Epic Games Store z megahitami prosto z PlayStation. Trzymam za nich kciuki
Dzieje się! Młodziutka i mająca ogromne aspiracje platforma dla graczy od Epic Games właśnie zdobyła prawa do dystrybucji gier studia Quantic Dream, które do tej pory dostępne były wyłącznie na PlayStation.
Wygląda na to, że Sony już niedługo będzie się uczył od Microsoftu określenia „gry na wyłączność na konsolach”. Jedne z najbardziej znanych tak zwanych exclusive’ów na tę platformę trafią bowiem na komputery PC. Piekło jednak nie zamarznie do końca, bowiem nie będą one dostępne na Microsoft Store, a na konkurującym z nim i Steamem młodziutkim Epic Games Store.
To bardzo ważne wydarzenie dla Epic. Twórcy Fortnite’a dość agresywnie rozpychają się łokciami na rynku i trudno się im dziwić: jego konkurenci są przecież na nim obecni od lat i dobrze okopani. Epic rzuca więc pieniędzmi na prawo i lewo, pozbawiając Steama takich tytułów, jak Metro: Exodus czy The Division 2.
Do oferty Epic Games Store dołączą gry studia Quantic Dream, do tej pory dostępne wyłącznie na konsolach PlayStation.
Sklep wydawnictwa Epic wzbogaci się o takie tytuły, jak Detroit: Become Human czy Beyond: Two Souls czy też Heavy Rain.

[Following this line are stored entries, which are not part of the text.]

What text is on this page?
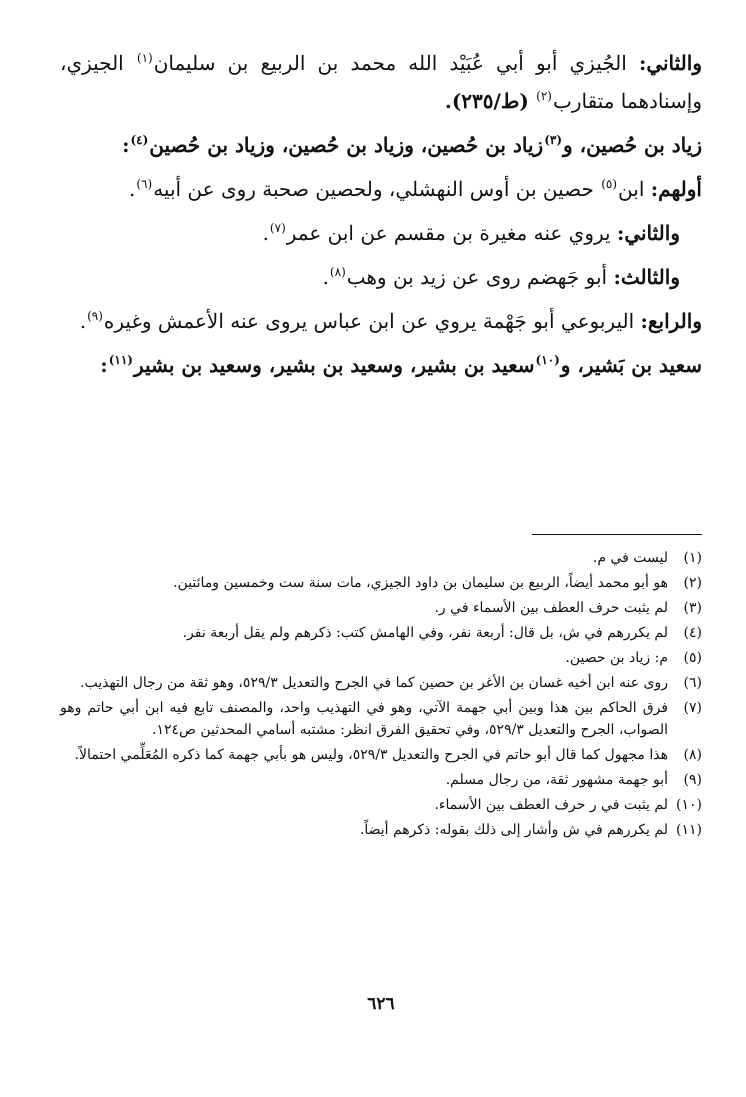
والثاني: الجُيزي أبو أبي عُبَيْد الله محمد بن الربيع بن سليمان$^{(١)}$ الجيزي، وإسنادهما متقارب$^{(٢)}$ (ط/٢٣٥).

زياد بن حُصين، و$^{(٣)}$زياد بن حُصين، وزياد بن حُصين، وزياد بن حُصين$^{(٤)}$:

أولهم: ابن$^{(٥)}$ حصين بن أوس النهشلي، ولحصين صحبة روى عن أبيه$^{(٦)}$.

والثاني: يروي عنه مغيرة بن مقسم عن ابن عمر$^{(٧)}$.

والثالث: أبو جَهضم روى عن زيد بن وهب$^{(٨)}$.

والرابع: اليربوعي أبو جَهْمة يروي عن ابن عباس يروى عنه الأعمش وغيره$^{(٩)}$.

سعيد بن بَشير، و$^{(١٠)}$سعيد بن بشير، وسعيد بن بشير، وسعيد بن بشير$^{(١١)}$:

(١)
ليست في م.
(٢)
هو أبو محمد أيضاً، الربيع بن سليمان بن داود الجيزي، مات سنة ست وخمسين ومائتين.
(٣)
لم يثبت حرف العطف بين الأسماء في ر.
(٤)
لم يكررهم في ش، بل قال: أربعة نفر، وفي الهامش كتب: ذكرهم ولم يقل أربعة نفر.
(٥)
م: زياد بن حصين.
(٦)
روى عنه ابن أخيه غسان بن الأغر بن حصين كما في الجرح والتعديل ٥٢٩/٣، وهو ثقة من رجال التهذيب.
(٧)
فرق الحاكم بين هذا وبين أبي جهمة الآتي، وهو في التهذيب واحد، والمصنف تابع فيه ابن أبي حاتم وهو الصواب، الجرح والتعديل ٥٢٩/٣، وفي تحقيق الفرق انظر: مشتبه أسامي المحدثين ص١٢٤.
(٨)
هذا مجهول كما قال أبو حاتم في الجرح والتعديل ٥٢٩/٣، وليس هو بأبي جهمة كما ذكره المُعَلِّمي احتمالاً.
(٩)
أبو جهمة مشهور ثقة، من رجال مسلم.
(١٠)
لم يثبت في ر حرف العطف بين الأسماء.
(١١)
لم يكررهم في ش وأشار إلى ذلك بقوله: ذكرهم أيضاً.
٦٢٦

Przy czym produkcje te dostępne będą na tak zwaną wyłączność czasową. To oznacza, że z czasem mogą się pojawić na innych popularnych na PC platformach, takich jak Steam czy Microsoft Store.
Warto też zauważyć, że Quantic Dream nie wykorzystuje pomocy żadnego wydawcy, samodzielnie negocjując umowy na temat przeniesienia ich najważniejszych gier na komputery osobiste. Jest bardzo możliwe, że nieśmiało penetrujące rynek innych niż PlayStation platform skusiły atrakcyjne warunki współpracy, jakie oferuje Epic. Właściciel Epic Games Store pobiera 12-procentową prowizję ze sprzedaży gier, tymczasem Steam zabiera twórcom aż 30 proc. w zamian za korzystanie z jego infrastruktury.
To nie koniec dobrych wieści dla Epic Games Store. Microsoft, wbrew pozorom, może jednak nie być zachwycony.
Epic Games ogłosiło również, że pecetowe wersje The Outer Worlds, Afterparty i bardzo wyczekiwanego przeze mnie Control od Remedy Games będą dostępne wyłącznie na jego platformie. To prawdopodobnie ucieszy ekstremalnych fanbojów Xboksa, którzy żywią niezdrową niechęć wobec konkurującego z nim PlayStation. Pragnę jednak zauważyć, że to wątpliwa korzyść dla Microsoftu.
Co prawda nowe gry będą wymagać systemu Windows na PC, jednak Microsoft na nich bezpośrednio nie zarobi. Właściciel platformy Xbox od dłuższego czasu – moim zdaniem słusznie – dzieli rynek nie na podstawie posiadanego przez graczy sprzętu, a na platformy, jakie ci wykorzystują. Gry Quantic Dream w Epic Games Store co prawda osłabiają PlayStation, ale też umacniają innego konkurenta, jakim jest sklep Epica. Który nie ma absolutnie nic wspólnego z Xbox Live czy Microsoft Store.
My jako gracze powinniśmy się jednak cieszyć. Steam na PC ma jak na razie pozycję absolutnie dominującą, której nawet Microsoft Store nie zdołał ruszyć. Usługa firmy Valve cieszy się dużą sympatią jej użytkowników, nie zapominajmy jednak, że rynek zawsze korzysta ze zdrowej konkurencji. A Epic Games Store wyraźnie ma ambicje i środki, by właśnie stać się taką realną konkurencją. Trzymam kciuki.